The aim of the work was to determine the best beams number and segments in order to improve the plans conformity and homogeneity that generate low MUs and faster irradiated time for different types of HNC. This study includes 30 patients with different HNC. IMRT treatment planning techniques were done with step and shoot delivery technique, 5, 7 and 9 beams IMRT were carried out for each patient. The treatment plans for all patients were calculated and optimized using fast superposition algorithm. All plans were generated using equal spaced odd beam number around the target. In all beams 6 MV were used. Multiple segments were created for each beam. Typically maximum iteration was carried out to achieve optimized plans. The beam weight optimized to generate the plan, then the segment weight optimized for all plans by using sliding window methods. The final optimization maps were converted into a way of step and shoot sequence map which delivered by linear accelerator using MLC. IMRT plans were compared based on several criteria: Isodose distributions, the mean and standard deviation with p-values for PTV95%, CI, HI, OARs, number of segments, MUs and total irradiated time were presented and compared in all patients. Statically analyses were compared for all patients used ANOVA testes.

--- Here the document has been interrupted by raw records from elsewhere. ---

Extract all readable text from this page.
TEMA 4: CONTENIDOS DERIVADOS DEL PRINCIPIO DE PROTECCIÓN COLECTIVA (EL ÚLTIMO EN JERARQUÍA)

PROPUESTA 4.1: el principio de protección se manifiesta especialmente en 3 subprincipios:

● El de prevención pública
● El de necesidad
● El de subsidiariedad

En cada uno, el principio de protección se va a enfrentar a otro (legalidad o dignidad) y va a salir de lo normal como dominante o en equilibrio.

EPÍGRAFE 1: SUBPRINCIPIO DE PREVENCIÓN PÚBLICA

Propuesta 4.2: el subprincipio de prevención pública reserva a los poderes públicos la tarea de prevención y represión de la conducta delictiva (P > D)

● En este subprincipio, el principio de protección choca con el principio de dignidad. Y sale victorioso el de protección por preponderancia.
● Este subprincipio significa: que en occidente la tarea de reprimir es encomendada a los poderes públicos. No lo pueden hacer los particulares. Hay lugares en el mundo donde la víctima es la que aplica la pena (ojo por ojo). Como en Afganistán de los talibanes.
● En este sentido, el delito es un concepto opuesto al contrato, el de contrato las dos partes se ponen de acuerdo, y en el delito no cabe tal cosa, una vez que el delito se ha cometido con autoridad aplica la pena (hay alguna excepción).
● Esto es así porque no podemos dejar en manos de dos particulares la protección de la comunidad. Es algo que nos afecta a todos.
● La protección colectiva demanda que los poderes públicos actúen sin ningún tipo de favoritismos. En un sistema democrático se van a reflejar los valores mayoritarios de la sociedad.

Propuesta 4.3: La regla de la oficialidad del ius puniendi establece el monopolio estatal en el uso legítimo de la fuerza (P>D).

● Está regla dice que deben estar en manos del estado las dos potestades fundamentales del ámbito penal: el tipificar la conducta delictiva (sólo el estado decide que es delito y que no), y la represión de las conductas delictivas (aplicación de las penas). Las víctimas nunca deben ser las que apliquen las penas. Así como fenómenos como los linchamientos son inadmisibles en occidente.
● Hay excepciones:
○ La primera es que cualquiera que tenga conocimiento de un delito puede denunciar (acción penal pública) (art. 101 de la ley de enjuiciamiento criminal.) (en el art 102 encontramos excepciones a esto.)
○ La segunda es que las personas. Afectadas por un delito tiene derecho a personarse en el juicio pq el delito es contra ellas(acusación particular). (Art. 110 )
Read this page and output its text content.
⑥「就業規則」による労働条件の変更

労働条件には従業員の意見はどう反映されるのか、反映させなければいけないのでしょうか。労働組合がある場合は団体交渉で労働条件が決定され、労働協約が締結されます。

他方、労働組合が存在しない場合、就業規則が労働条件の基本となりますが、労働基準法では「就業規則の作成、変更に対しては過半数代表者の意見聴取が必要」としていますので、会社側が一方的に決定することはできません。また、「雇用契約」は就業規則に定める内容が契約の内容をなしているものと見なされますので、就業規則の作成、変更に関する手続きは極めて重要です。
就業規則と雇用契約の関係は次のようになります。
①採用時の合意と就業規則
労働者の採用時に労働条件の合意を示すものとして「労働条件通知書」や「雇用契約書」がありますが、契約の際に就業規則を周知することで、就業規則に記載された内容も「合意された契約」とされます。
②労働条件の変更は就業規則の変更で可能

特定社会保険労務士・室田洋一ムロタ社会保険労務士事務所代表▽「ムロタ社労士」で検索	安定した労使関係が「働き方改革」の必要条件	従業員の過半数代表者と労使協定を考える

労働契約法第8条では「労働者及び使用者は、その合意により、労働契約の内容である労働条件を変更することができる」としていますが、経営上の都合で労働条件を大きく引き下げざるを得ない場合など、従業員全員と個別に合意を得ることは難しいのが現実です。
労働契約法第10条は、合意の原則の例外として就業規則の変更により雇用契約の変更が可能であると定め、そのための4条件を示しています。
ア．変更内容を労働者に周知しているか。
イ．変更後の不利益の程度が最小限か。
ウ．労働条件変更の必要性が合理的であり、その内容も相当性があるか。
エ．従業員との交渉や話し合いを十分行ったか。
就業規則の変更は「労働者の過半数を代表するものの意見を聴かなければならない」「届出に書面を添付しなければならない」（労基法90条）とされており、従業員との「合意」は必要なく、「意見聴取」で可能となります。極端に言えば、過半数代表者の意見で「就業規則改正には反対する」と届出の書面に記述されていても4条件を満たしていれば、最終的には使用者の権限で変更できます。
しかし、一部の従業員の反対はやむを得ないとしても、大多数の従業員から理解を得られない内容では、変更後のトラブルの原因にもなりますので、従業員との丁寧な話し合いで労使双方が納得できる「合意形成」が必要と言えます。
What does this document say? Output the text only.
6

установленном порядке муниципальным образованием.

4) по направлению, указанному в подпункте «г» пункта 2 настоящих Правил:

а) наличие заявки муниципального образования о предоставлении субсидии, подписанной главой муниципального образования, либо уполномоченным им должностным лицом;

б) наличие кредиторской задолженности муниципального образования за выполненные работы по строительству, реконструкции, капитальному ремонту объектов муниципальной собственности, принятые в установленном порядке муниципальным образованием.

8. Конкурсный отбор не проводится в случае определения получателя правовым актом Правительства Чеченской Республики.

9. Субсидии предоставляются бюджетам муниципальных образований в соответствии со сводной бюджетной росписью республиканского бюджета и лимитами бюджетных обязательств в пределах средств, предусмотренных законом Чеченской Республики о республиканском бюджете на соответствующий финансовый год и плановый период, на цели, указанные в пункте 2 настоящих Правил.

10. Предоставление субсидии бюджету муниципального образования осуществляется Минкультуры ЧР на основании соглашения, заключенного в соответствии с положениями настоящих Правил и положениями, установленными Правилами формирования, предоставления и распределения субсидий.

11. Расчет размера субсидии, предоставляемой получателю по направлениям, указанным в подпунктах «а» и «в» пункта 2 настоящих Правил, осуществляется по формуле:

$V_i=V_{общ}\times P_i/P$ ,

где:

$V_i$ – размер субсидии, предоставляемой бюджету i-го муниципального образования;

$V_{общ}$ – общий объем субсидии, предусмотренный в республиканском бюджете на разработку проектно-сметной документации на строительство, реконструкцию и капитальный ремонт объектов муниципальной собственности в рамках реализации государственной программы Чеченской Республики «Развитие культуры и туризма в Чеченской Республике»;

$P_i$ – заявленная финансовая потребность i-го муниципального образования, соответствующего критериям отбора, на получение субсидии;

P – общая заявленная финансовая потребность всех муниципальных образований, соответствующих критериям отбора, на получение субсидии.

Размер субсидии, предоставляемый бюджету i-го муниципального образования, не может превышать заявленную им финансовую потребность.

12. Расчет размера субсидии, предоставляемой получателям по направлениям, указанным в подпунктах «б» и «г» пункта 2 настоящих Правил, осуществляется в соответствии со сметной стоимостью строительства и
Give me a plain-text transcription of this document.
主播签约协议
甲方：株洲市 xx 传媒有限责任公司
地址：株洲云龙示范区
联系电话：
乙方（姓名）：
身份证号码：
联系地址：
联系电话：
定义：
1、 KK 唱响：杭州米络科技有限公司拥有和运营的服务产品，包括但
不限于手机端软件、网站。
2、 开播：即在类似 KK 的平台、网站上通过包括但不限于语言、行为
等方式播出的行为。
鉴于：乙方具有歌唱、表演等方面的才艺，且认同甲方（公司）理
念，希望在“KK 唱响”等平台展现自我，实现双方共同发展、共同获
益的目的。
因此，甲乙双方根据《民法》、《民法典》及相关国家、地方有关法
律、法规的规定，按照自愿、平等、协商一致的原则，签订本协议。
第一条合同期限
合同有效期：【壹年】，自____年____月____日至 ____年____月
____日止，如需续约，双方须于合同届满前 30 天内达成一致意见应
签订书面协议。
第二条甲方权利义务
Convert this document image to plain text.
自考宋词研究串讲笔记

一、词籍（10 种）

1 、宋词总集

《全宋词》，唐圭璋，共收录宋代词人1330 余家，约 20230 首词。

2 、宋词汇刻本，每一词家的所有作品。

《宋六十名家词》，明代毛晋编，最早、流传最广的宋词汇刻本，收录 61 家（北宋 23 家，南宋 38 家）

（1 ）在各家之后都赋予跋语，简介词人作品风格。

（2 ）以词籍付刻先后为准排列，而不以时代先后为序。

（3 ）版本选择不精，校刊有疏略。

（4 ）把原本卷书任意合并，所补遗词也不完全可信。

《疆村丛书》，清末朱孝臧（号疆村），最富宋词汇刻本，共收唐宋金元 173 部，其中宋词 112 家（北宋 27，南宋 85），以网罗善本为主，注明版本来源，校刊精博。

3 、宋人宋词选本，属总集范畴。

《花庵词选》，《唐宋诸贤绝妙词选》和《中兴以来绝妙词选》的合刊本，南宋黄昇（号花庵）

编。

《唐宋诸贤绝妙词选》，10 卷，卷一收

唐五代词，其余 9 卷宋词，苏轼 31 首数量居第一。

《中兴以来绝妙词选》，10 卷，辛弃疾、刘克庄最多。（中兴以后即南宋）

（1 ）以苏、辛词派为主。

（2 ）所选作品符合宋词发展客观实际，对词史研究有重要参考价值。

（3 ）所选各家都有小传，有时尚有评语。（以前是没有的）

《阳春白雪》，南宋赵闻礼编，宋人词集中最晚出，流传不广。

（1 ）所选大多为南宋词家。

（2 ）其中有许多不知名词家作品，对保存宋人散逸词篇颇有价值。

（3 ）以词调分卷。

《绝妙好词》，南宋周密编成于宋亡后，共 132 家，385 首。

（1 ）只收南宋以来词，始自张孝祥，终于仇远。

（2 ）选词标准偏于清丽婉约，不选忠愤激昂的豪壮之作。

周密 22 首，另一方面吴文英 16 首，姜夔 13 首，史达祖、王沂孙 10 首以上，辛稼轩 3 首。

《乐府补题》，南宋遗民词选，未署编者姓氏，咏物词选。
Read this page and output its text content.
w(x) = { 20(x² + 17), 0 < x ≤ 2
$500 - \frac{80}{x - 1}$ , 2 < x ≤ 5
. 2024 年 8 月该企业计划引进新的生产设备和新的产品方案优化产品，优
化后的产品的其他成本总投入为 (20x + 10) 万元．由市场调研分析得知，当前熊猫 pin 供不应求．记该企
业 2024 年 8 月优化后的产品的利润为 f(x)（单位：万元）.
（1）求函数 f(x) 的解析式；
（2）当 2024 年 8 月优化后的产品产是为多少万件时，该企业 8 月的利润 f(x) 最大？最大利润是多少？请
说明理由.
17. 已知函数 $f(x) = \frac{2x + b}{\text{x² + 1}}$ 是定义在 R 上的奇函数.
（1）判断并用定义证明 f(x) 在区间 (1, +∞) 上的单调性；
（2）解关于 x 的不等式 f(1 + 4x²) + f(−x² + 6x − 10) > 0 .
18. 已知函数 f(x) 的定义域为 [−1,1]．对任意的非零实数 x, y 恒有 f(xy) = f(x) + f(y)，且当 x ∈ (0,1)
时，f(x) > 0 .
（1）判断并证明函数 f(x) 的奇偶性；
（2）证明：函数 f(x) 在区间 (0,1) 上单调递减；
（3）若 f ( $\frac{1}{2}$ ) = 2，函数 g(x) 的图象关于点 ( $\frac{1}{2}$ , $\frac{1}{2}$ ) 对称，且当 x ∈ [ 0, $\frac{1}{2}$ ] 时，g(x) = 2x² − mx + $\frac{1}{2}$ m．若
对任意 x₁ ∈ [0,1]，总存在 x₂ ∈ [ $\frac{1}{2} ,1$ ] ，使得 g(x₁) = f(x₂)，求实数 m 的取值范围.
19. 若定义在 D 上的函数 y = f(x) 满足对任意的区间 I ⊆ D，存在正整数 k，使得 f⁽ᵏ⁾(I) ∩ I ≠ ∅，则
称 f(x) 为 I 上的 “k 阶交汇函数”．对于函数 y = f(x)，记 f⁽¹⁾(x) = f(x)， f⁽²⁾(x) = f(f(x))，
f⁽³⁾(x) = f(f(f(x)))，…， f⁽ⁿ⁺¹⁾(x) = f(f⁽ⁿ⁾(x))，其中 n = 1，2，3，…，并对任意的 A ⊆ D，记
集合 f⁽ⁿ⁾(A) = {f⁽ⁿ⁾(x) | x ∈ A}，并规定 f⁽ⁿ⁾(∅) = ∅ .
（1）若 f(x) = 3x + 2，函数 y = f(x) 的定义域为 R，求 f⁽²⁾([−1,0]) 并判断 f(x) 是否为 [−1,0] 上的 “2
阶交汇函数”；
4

The total results showed that, there was significant difference between 5, 7 and 9 beams IMRT in term of mean values for PTV95% coverage were 96.76, 97.51 and 98.22 respectively with p = 0.005. The conformation mean values were 1.60, 1.49 and 1.34 with p = 0.007. HI values for the PTV were 0.14 ± 0.05, 0.13 ± 0.05 and 0.12 ± 0.04 with p = 0.001. Right parotid were 21.96, 20.72 and 20.43 with p = 0.003. Left parotid were22.14, 21.04 and 20.70 with p = 0.100. Spinal cord 45.34, 44.51 and 43.23 with p = 0.003. Brain stem were 49.52, 49.77 and 48.74 with p = 0.058. Number of segments were 79.85, 106.55 and 131.80 with p = 0.001. MUs were 23879.8, 24252.6and 22501.8 with p = 0.003 and the total irradiated time were 79.60, 80.84 and 75.0 respectively with p = 0.003. In fact that, the plan quality improved with an increasing the number of intensity modulated beams.